Esta discussão dos conceitos de prestação de contas e de rigor está diretamente conectada com as
metodologias do conhecimento e se colocam acima de sua aplicação nas distintas disciplinas. Se
falamos da utilidade potencial dos atos nos referimos aqueles que são úteis e aqueles que não são.
Ao nos limitarmos educacionalmente ao útil, descartando o inútil, ou ao inútil descartando o útil,
estamos fragmentando a educação e confundindo o ato de projeção antropocêntrica com a
compreensão e o ordenamento da realidade. Paradoxalmente se utiliza esta projeção para falar de
objetividade.

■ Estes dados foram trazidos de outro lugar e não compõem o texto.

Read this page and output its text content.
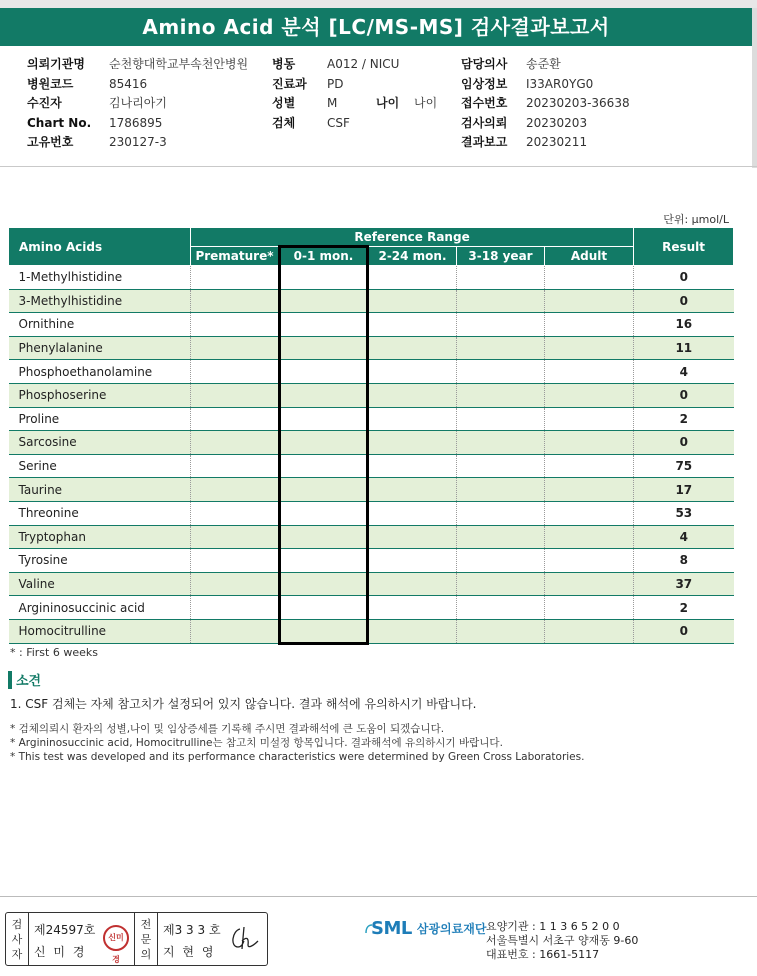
Amino Acid 분석 [LC/MS-MS] 검사결과보고서
의뢰기관명	순천향대학교부속천안병원
병원코드	85416
수진자	김나리아기
Chart No.	1786895
고유번호	230127-3
병동	A012 / NICU
진료과	PD
성별	M	나이	나이
검체	CSF
담당의사	송준환
임상정보	I33AR0YG0
접수번호	20230203-36638
검사의뢰	20230203
결과보고	20230211
단위: μmol/L
Amino Acids	Reference Range					Result
	Premature*	0-1 mon.	2-24 mon.	3-18 year	Adult	
1-Methylhistidine						0
3-Methylhistidine						0
Ornithine						16
Phenylalanine						11
Phosphoethanolamine						4
Phosphoserine						0
Proline						2
Sarcosine						0
Serine						75
Taurine						17
Threonine						53
Tryptophan						4
Tyrosine						8
Valine						37
Argininosuccinic acid						2
Homocitrulline						0
* : First 6 weeks
소견
1. CSF 검체는 자체 참고치가 설정되어 있지 않습니다. 결과 해석에 유의하시기 바랍니다.
* 검체의뢰시 환자의 성별,나이 및 임상증세를 기록해 주시면 결과해석에 큰 도움이 되겠습니다.
* Argininosuccinic acid, Homocitrulline는 참고치 미설정 항목입니다. 결과해석에 유의하시기 바랍니다.
* This test was developed and its performance characteristics were determined by Green Cross Laboratories.
검
사
자
제24597호
신 미 경
신미경
전
문
의
제3 3 3 호
지 현 영
SML 삼광의료재단 요양기관 : 1 1 3 6 5 2 0 0
서울특별시 서초구 양재동 9-60
대표번호 : 1661-5117
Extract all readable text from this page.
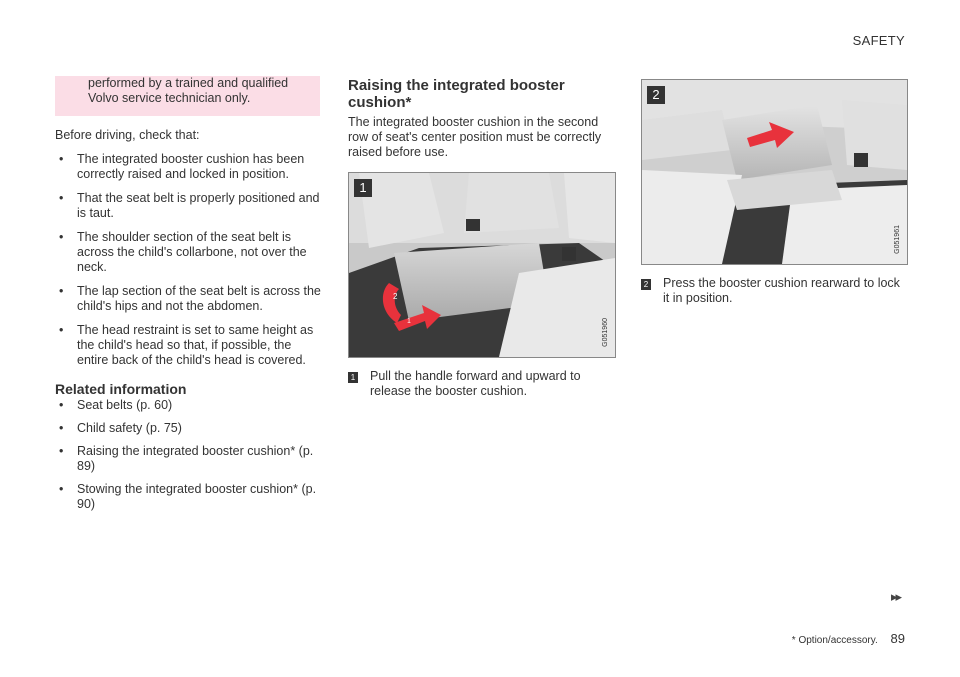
SAFETY

performed by a trained and qualified Volvo service technician only.

Before driving, check that:

• The integrated booster cushion has been correctly raised and locked in position.
• That the seat belt is properly positioned and is taut.
• The shoulder section of the seat belt is across the child's collarbone, not over the neck.
• The lap section of the seat belt is across the child's hips and not the abdomen.
• The head restraint is set to same height as the child's head so that, if possible, the entire back of the child's head is covered.
Related information
• Seat belts (p. 60)
• Child safety (p. 75)
• Raising the integrated booster cushion* (p. 89)
• Stowing the integrated booster cushion* (p. 90)
Raising the integrated booster cushion*

The integrated booster cushion in the second row of seat's center position must be correctly raised before use.

2
1
1
G051960
1	Pull the handle forward and upward to release the booster cushion.
2
G051961
2	Press the booster cushion rearward to lock it in position.
▸▸
* Option/accessory. 89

É aqui onde a arte, o campo das configurações e das conexões qualitativas, deveria
informar e enriquecer a ciência (campo das conexões quantitativas) e não ao contrário, como é de
constume.

Tanto o artista quanto o professor podem demostrar o êxito efetivo de sua missão uma vez que
cheguem ao ponto em que se convertam em prescindíveis, ou seja, o momento quando o público da
arte ou da educação é capaz de atuar independentemente. É aqui onde a arte e a educação confluem
em uma missão única. Ambas tem um caminho comum e a diferença está somente nos trações
deixados durante o percurso. A arte é educação e a educação é arte. Uma das palavras somente
adquire sentido uma vez que está dentro da outra.

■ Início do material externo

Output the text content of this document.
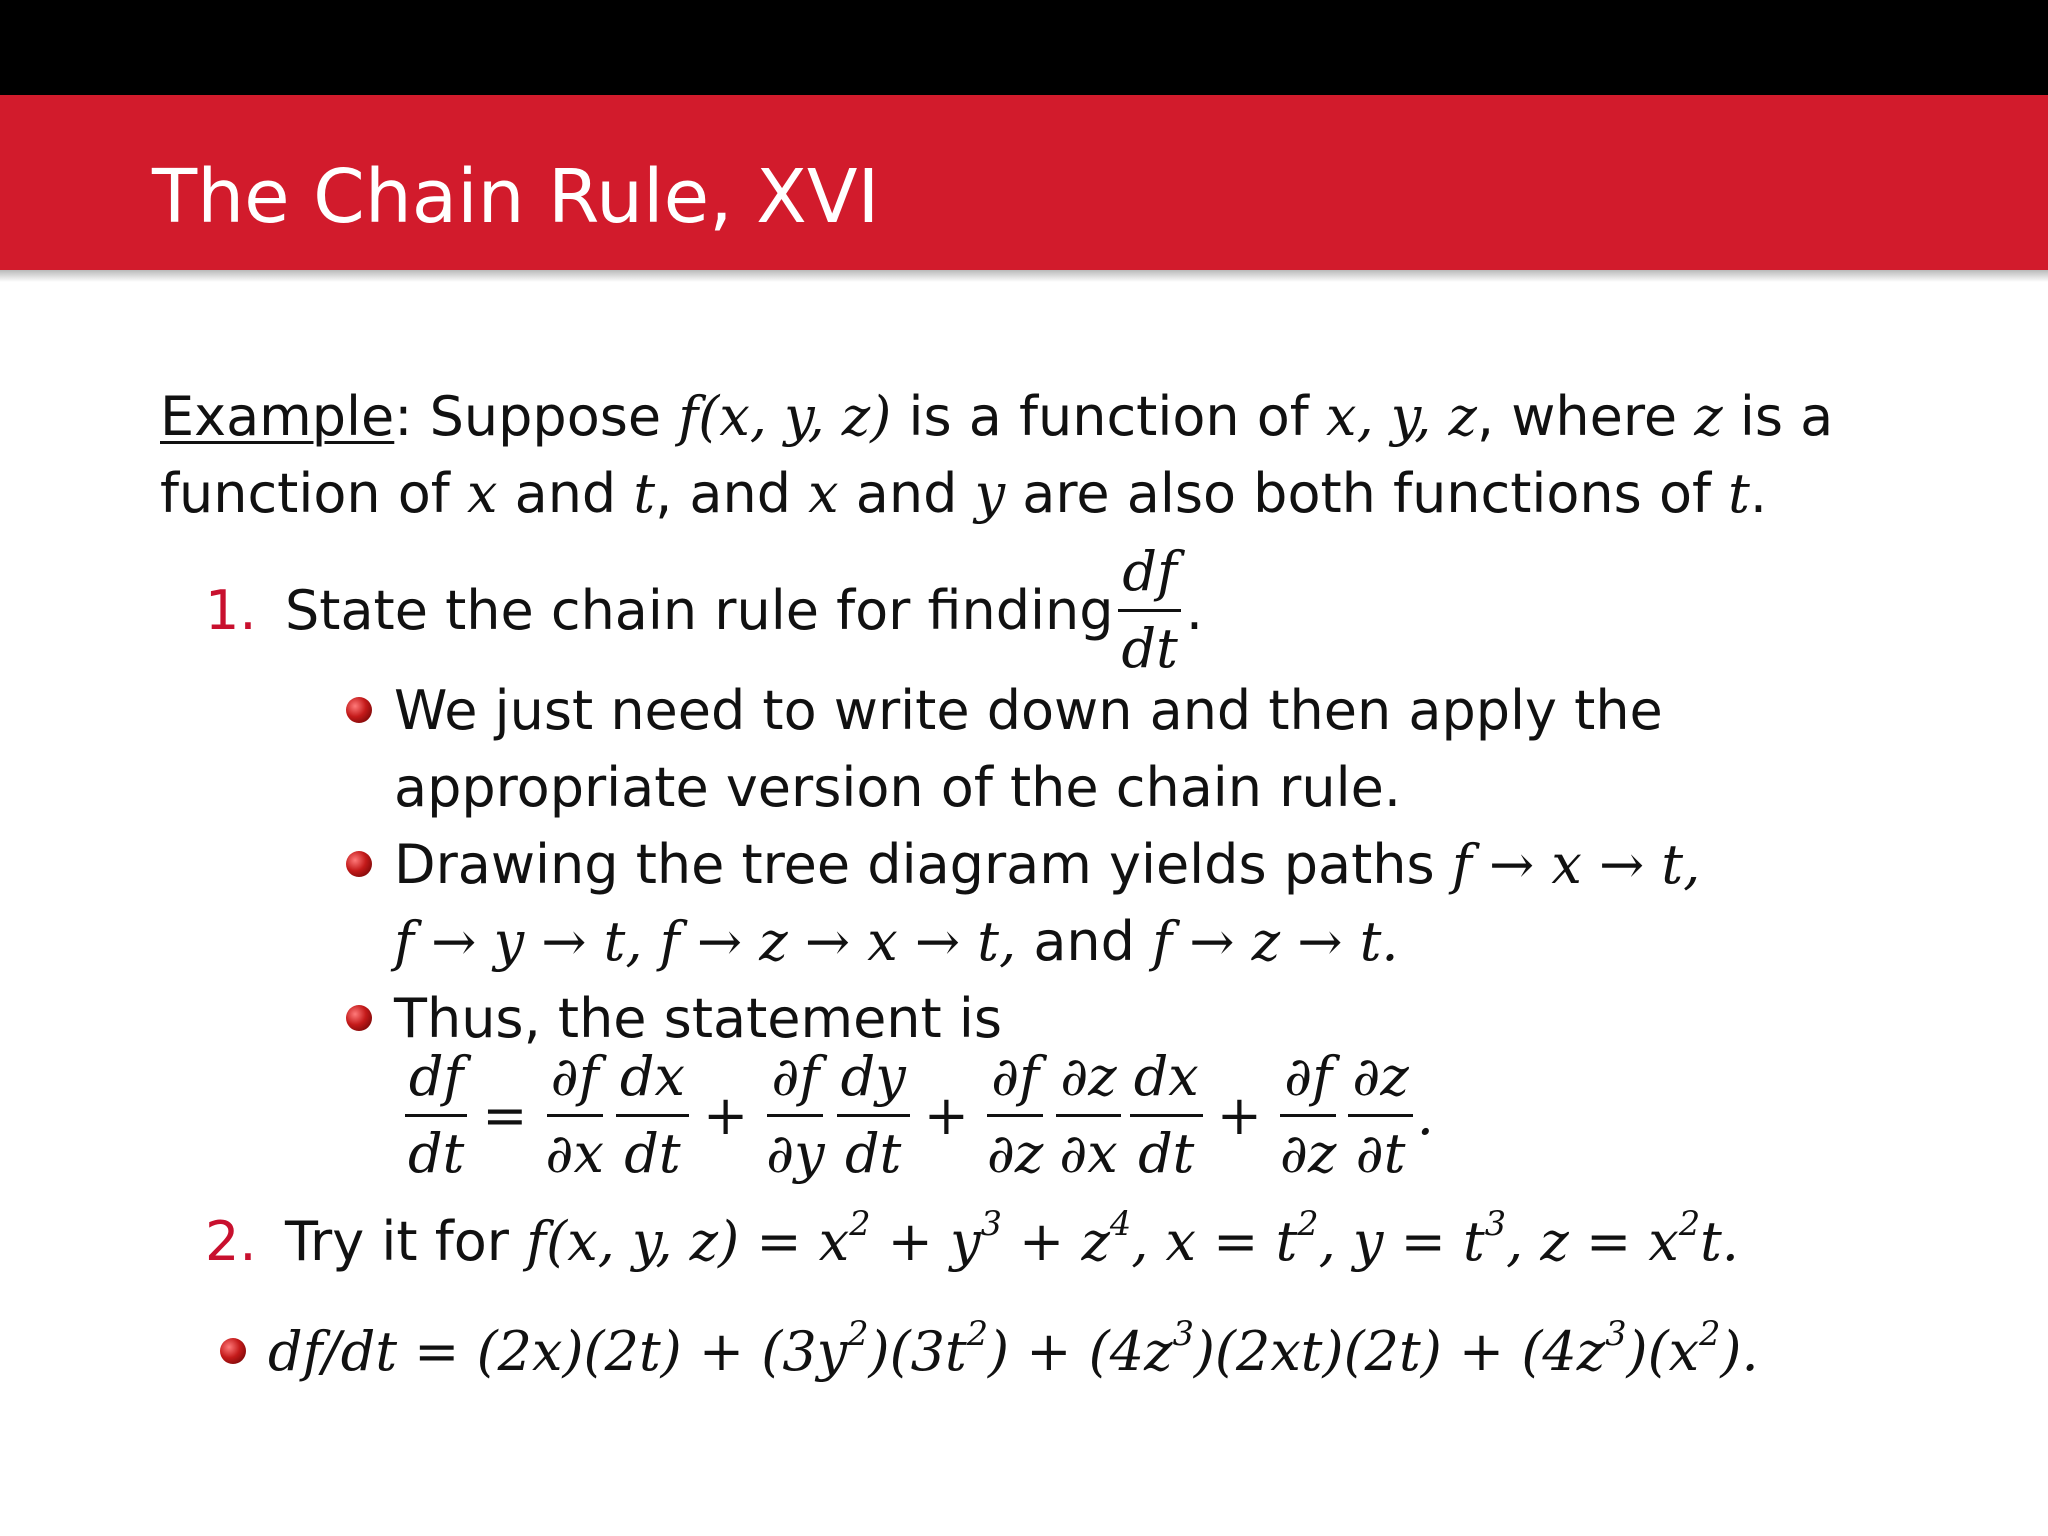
The Chain Rule, XVI
Example: Suppose f(x, y, z) is a function of x, y, z, where z is a
function of x and t, and x and y are also both functions of t.
1. State the chain rule for finding $\frac{df}{dt}$ .
We just need to write down and then apply the
appropriate version of the chain rule.
Drawing the tree diagram yields paths f → x → t,
f → y → t, f → z → x → t, and f → z → t.
Thus, the statement is
$\frac{df}{dt} = \frac{\partial f}{\partial x} \frac{dx}{dt} + \frac{\partial f}{\partial y} \frac{dy}{dt} + \frac{\partial f}{\partial z} \frac{\partial z}{\partial x} \frac{dx}{dt} + \frac{\partial f}{\partial z} \frac{\partial z}{\partial t}$ .
2. Try it for f(x, y, $z) = x^2 + y^3 + z^4$, $x = t^2$, $y = t^3$, $z = x^2t$.
$df/dt = (2x)(2t) + (3y^2)(3t^2) + (4z^3)(2xt)(2t) + (4z^3)(x^2)$.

"Nem arte nem educação", portanto, não é aqui uma declaração niilista que proponha um deserto
cultural unificado pela ignorância. É, ao contrário, uma declaração crítica do uso de ambas as
palavras mas que não nega nem uma nem outra. É uma frase que denuncia a separação disciplinaria
que obriga a fragmentar o conhecimento. É uma crítica que nos propõe um desafio para que nos
ponhamos a gerar sistemas ou ordens criativas e a fazê-lo criativamente. É uma declaração que
busca uma palavra que todavia não existe. Ou, em seu lugar, que se trata de recarregar e unificar as
palavras já conhecidas e por hora mortas pelo mal uso. É uma frase que quer facilitar a liberação dos
indivíduos de tal forma que dentro de sua individualidade possam se definir como unidade pensante
e sensível, mas dentro do contexto de um bem coletivo.